I have a bathroom at a church in which I need to install a exhaust fan in.Does this need to come on with the light or can I switch it by its self.I can't locate where it says yesor no. So I thought I'd ask,so thanks for the answers


----------



## seo (Oct 28, 2008)

This is not an NEC requirement. Check with your local AHJ.


----------



## MDShunk (Jan 7, 2007)

There is no requirement that a bathroom without a shower or tub even have an exhaust fan. Wire it as you see fit. "Commercial" bath fans are typically almost always switched with the light or on a timer for occupied hours, however. It's normally only in a dwelling that you'd find the bath fan separately switched.


----------



## william1978 (Sep 21, 2008)

Switch it how ever you or the church wants.


----------



## william1978 (Sep 21, 2008)

Welcome to the forum trademan.


----------



## 480sparky (Sep 20, 2007)

william1978 said:


> Switch it how ever you or the church wants.


Local codes may apply. Either building or mechanical.


----------



## william1978 (Sep 21, 2008)

480sparky said:


> Local codes may apply. Either building or mechanical.


 Like what are you talking about? Just curious.:thumbsup:


----------



## 480sparky (Sep 20, 2007)

william1978 said:


> Like what are you talking about? Just curious.:thumbsup:


 
Local codes.. you know... codes that are local. Codes that only apply in that area/town/city/state/*local*ity. Not everyone adopts the NEC, and even those that do can adopt amendments.

Or are you asking about mechanical and building codes?


----------



## william1978 (Sep 21, 2008)

I'm curious if there is any code out there that wouldn't let him switch it like he wants to.


----------



## MDShunk (Jan 7, 2007)

william1978 said:


> I'm curious if there is any code out there that wouldn't let him switch it like he wants to.

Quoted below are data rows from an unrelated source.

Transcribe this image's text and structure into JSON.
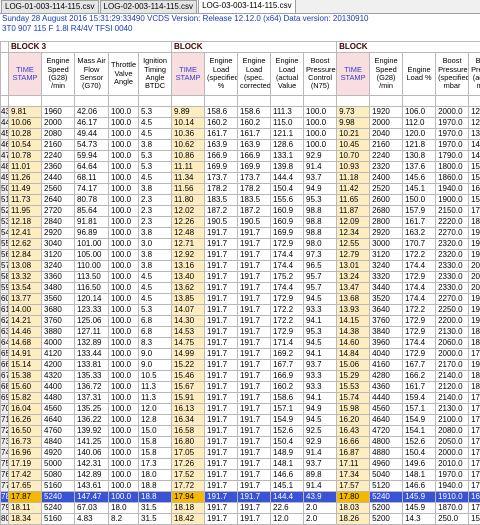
{
  "tabs": [
    "LOG-01-003-114-115.csv",
    "LOG-02-003-114-115.csv",
    "LOG-03-003-114-115.csv"
  ],
  "active_tab": 2,
  "info_line1": "Sunday 28 August 2016 15:31:29:33490 VCDS Version: Release 12.12.0 (x64) Data version: 20130910",
  "info_line2": "3T0 907 115 F   1.8l R4/4V TFSI      0040",
  "groups": [
    "BLOCK 3",
    "BLOCK",
    "BLOCK"
  ],
  "headers": [
    "TIME STAMP",
    "Engine Speed (G28) /min",
    "Mass Air Flow Sensor (G70)",
    "Throttle Valve Angle",
    "Ignition Timing Angle BTDC",
    "TIME STAMP",
    "Engine Load (specified %",
    "Engine Load (spec. corrected",
    "Engine Load (actual Value",
    "Boost Pressure Control (N75)",
    "TIME STAMP",
    "Engine Speed (G28) /min",
    "Engine Load %",
    "Boost Pressure (specified mbar",
    "Boost Pressure (actual) mbar"
  ],
  "units": [
    "",
    "",
    "",
    "",
    "",
    "",
    "",
    "",
    "",
    "",
    "",
    "",
    "",
    "",
    ""
  ],
  "first_row_number": 43,
  "selected_index": 35,
  "rows": [
    [
      "9.81",
      "1960",
      "42.06",
      "100.0",
      "5.3",
      "9.89",
      "158.6",
      "158.6",
      "111.3",
      "100.0",
      "9.73",
      "1920",
      "106.0",
      "2000.0",
      "1220.0"
    ],
    [
      "10.06",
      "2000",
      "46.17",
      "100.0",
      "4.5",
      "10.14",
      "160.2",
      "160.2",
      "115.0",
      "100.0",
      "9.98",
      "2000",
      "112.0",
      "1970.0",
      "1240.0"
    ],
    [
      "10.28",
      "2080",
      "49.44",
      "100.0",
      "4.5",
      "10.36",
      "161.7",
      "161.7",
      "121.1",
      "100.0",
      "10.21",
      "2040",
      "120.0",
      "1970.0",
      "1340.0"
    ],
    [
      "10.54",
      "2160",
      "54.73",
      "100.0",
      "3.8",
      "10.62",
      "163.9",
      "163.9",
      "128.6",
      "100.0",
      "10.45",
      "2160",
      "121.8",
      "1970.0",
      "1450.0"
    ],
    [
      "10.78",
      "2240",
      "59.94",
      "100.0",
      "5.3",
      "10.86",
      "166.9",
      "166.9",
      "133.1",
      "92.9",
      "10.70",
      "2240",
      "130.8",
      "1790.0",
      "1450.0"
    ],
    [
      "11.01",
      "2360",
      "64.64",
      "100.0",
      "5.3",
      "11.11",
      "169.9",
      "169.9",
      "139.8",
      "91.4",
      "10.93",
      "2320",
      "137.6",
      "1800.0",
      "1510.0"
    ],
    [
      "11.26",
      "2440",
      "68.11",
      "100.0",
      "4.5",
      "11.34",
      "173.7",
      "173.7",
      "144.4",
      "93.7",
      "11.18",
      "2400",
      "145.6",
      "1860.0",
      "1520.0"
    ],
    [
      "11.49",
      "2560",
      "74.17",
      "100.0",
      "3.8",
      "11.56",
      "178.2",
      "178.2",
      "150.4",
      "94.9",
      "11.42",
      "2520",
      "145.1",
      "1940.0",
      "1630.0"
    ],
    [
      "11.73",
      "2640",
      "80.78",
      "100.0",
      "2.3",
      "11.80",
      "183.5",
      "183.5",
      "155.6",
      "95.3",
      "11.65",
      "2600",
      "150.0",
      "1900.0",
      "1550.0"
    ],
    [
      "11.95",
      "2720",
      "85.64",
      "100.0",
      "2.3",
      "12.02",
      "187.2",
      "187.2",
      "160.9",
      "98.8",
      "11.87",
      "2680",
      "157.9",
      "2150.0",
      "1760.0"
    ],
    [
      "12.18",
      "2840",
      "91.81",
      "100.0",
      "2.3",
      "12.26",
      "190.5",
      "190.5",
      "160.9",
      "98.8",
      "12.09",
      "2800",
      "161.7",
      "2220.0",
      "1870.0"
    ],
    [
      "12.41",
      "2920",
      "96.89",
      "100.0",
      "3.8",
      "12.48",
      "191.7",
      "191.7",
      "169.9",
      "98.8",
      "12.34",
      "2920",
      "163.2",
      "2270.0",
      "1900.0"
    ],
    [
      "12.62",
      "3040",
      "101.00",
      "100.0",
      "3.0",
      "12.71",
      "191.7",
      "191.7",
      "172.9",
      "98.0",
      "12.55",
      "3000",
      "170.7",
      "2320.0",
      "1900.0"
    ],
    [
      "12.84",
      "3120",
      "105.00",
      "100.0",
      "3.8",
      "12.92",
      "191.7",
      "191.7",
      "174.4",
      "97.3",
      "12.79",
      "3120",
      "172.2",
      "2320.0",
      "1990.0"
    ],
    [
      "13.08",
      "3240",
      "110.00",
      "100.0",
      "3.8",
      "13.16",
      "191.7",
      "191.7",
      "174.4",
      "96.5",
      "13.01",
      "3240",
      "174.4",
      "2330.0",
      "2020.0"
    ],
    [
      "13.32",
      "3360",
      "113.50",
      "100.0",
      "4.5",
      "13.40",
      "191.7",
      "191.7",
      "175.2",
      "95.7",
      "13.24",
      "3320",
      "172.9",
      "2330.0",
      "2000.0"
    ],
    [
      "13.54",
      "3480",
      "116.50",
      "100.0",
      "4.5",
      "13.62",
      "191.7",
      "191.7",
      "174.4",
      "95.7",
      "13.47",
      "3440",
      "174.4",
      "2330.0",
      "2000.0"
    ],
    [
      "13.77",
      "3560",
      "120.14",
      "100.0",
      "4.5",
      "13.85",
      "191.7",
      "191.7",
      "172.9",
      "94.5",
      "13.68",
      "3520",
      "174.4",
      "2270.0",
      "1960.0"
    ],
    [
      "14.00",
      "3680",
      "123.33",
      "100.0",
      "5.3",
      "14.07",
      "191.7",
      "191.7",
      "172.2",
      "93.3",
      "13.93",
      "3640",
      "172.2",
      "2250.0",
      "1940.0"
    ],
    [
      "14.21",
      "3760",
      "125.06",
      "100.0",
      "6.8",
      "14.30",
      "191.7",
      "191.7",
      "172.2",
      "94.1",
      "14.15",
      "3760",
      "172.9",
      "2200.0",
      "1900.0"
    ],
    [
      "14.46",
      "3880",
      "127.11",
      "100.0",
      "6.8",
      "14.53",
      "191.7",
      "191.7",
      "172.9",
      "95.3",
      "14.38",
      "3840",
      "172.9",
      "2130.0",
      "1800.0"
    ],
    [
      "14.68",
      "4000",
      "132.89",
      "100.0",
      "8.3",
      "14.75",
      "191.7",
      "191.7",
      "171.4",
      "94.5",
      "14.60",
      "3960",
      "174.4",
      "2060.0",
      "1800.0"
    ],
    [
      "14.91",
      "4120",
      "133.44",
      "100.0",
      "9.0",
      "14.99",
      "191.7",
      "191.7",
      "169.2",
      "94.1",
      "14.84",
      "4040",
      "172.9",
      "2000.0",
      "1740.0"
    ],
    [
      "15.14",
      "4200",
      "133.81",
      "100.0",
      "9.0",
      "15.22",
      "191.7",
      "191.7",
      "167.7",
      "93.7",
      "15.06",
      "4160",
      "167.7",
      "2170.0",
      "1900.0"
    ],
    [
      "15.38",
      "4320",
      "135.33",
      "100.0",
      "10.5",
      "15.46",
      "191.7",
      "191.7",
      "166.9",
      "93.3",
      "15.29",
      "4280",
      "166.2",
      "2140.0",
      "1860.0"
    ],
    [
      "15.60",
      "4400",
      "136.72",
      "100.0",
      "11.3",
      "15.67",
      "191.7",
      "191.7",
      "160.2",
      "93.3",
      "15.53",
      "4360",
      "161.7",
      "2120.0",
      "1830.0"
    ],
    [
      "15.82",
      "4480",
      "137.31",
      "100.0",
      "11.3",
      "15.91",
      "191.7",
      "191.7",
      "158.6",
      "94.1",
      "15.74",
      "4440",
      "159.4",
      "2140.0",
      "1790.0"
    ],
    [
      "16.04",
      "4560",
      "135.25",
      "100.0",
      "12.0",
      "16.13",
      "191.7",
      "191.7",
      "157.1",
      "94.9",
      "15.98",
      "4560",
      "157.1",
      "2130.0",
      "1790.0"
    ],
    [
      "16.26",
      "4640",
      "136.22",
      "100.0",
      "12.8",
      "16.34",
      "191.7",
      "191.7",
      "154.9",
      "94.5",
      "16.20",
      "4640",
      "154.9",
      "2100.0",
      "1770.0"
    ],
    [
      "16.50",
      "4760",
      "139.92",
      "100.0",
      "15.0",
      "16.58",
      "191.7",
      "191.7",
      "152.6",
      "92.5",
      "16.43",
      "4720",
      "154.1",
      "2080.0",
      "1740.0"
    ],
    [
      "16.73",
      "4840",
      "141.25",
      "100.0",
      "15.8",
      "16.80",
      "191.7",
      "191.7",
      "150.4",
      "92.9",
      "16.66",
      "4800",
      "152.6",
      "2050.0",
      "1740.0"
    ],
    [
      "16.96",
      "4920",
      "140.06",
      "100.0",
      "15.8",
      "17.05",
      "191.7",
      "191.7",
      "148.9",
      "91.4",
      "16.87",
      "4880",
      "150.4",
      "2000.0",
      "1770.0"
    ],
    [
      "17.19",
      "5000",
      "142.31",
      "100.0",
      "17.3",
      "17.26",
      "191.7",
      "191.7",
      "148.1",
      "93.7",
      "17.11",
      "4960",
      "149.6",
      "2010.0",
      "1700.0"
    ],
    [
      "17.42",
      "5080",
      "142.89",
      "100.0",
      "18.0",
      "17.52",
      "191.7",
      "191.7",
      "146.6",
      "89.8",
      "17.34",
      "5040",
      "148.1",
      "1970.0",
      "1730.0"
    ],
    [
      "17.65",
      "5160",
      "143.61",
      "100.0",
      "18.8",
      "17.72",
      "191.7",
      "191.7",
      "145.1",
      "91.4",
      "17.57",
      "5120",
      "146.6",
      "1940.0",
      "1740.0"
    ],
    [
      "17.87",
      "5240",
      "147.47",
      "100.0",
      "18.8",
      "17.94",
      "191.7",
      "191.7",
      "144.4",
      "43.9",
      "17.80",
      "5240",
      "145.9",
      "1910.0",
      "1670.0"
    ],
    [
      "18.11",
      "5240",
      "67.03",
      "18.0",
      "31.5",
      "18.18",
      "191.7",
      "191.7",
      "22.6",
      "2.0",
      "18.03",
      "5200",
      "145.9",
      "1870.0",
      "1700.0"
    ],
    [
      "18.34",
      "5160",
      "4.83",
      "8.2",
      "31.5",
      "18.42",
      "191.7",
      "191.7",
      "12.0",
      "2.0",
      "18.26",
      "5200",
      "14.3",
      "250.0",
      "1540.0"
    ]
  ]
}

Yeah, there's somthing in the IBC. Give me a little bit to remote into my office PC and pull up the IBC. There's something in there someplace...


----------



## leland (Dec 28, 2007)

Building code.
mass. no window (operational),on all the time or on with the light.


----------



## MDShunk (Jan 7, 2007)

I've searched the IRC, IBC, and IMC for about an hour now. The only bath fan exhause requirements I can find are for hotels/motels and private dwellings. Other than that, there doesn't seem to be any exhaust fan reuirements at all. granted, you're dumb if you don't provide exhaust. There just doesn't seem to be any code requirment with regard to how you switch it.


----------



## vinster888 (May 3, 2009)

in my local schools all bathrooms have a fan and are controlled by occupancy sensor with the light. other than that i use separate switches


----------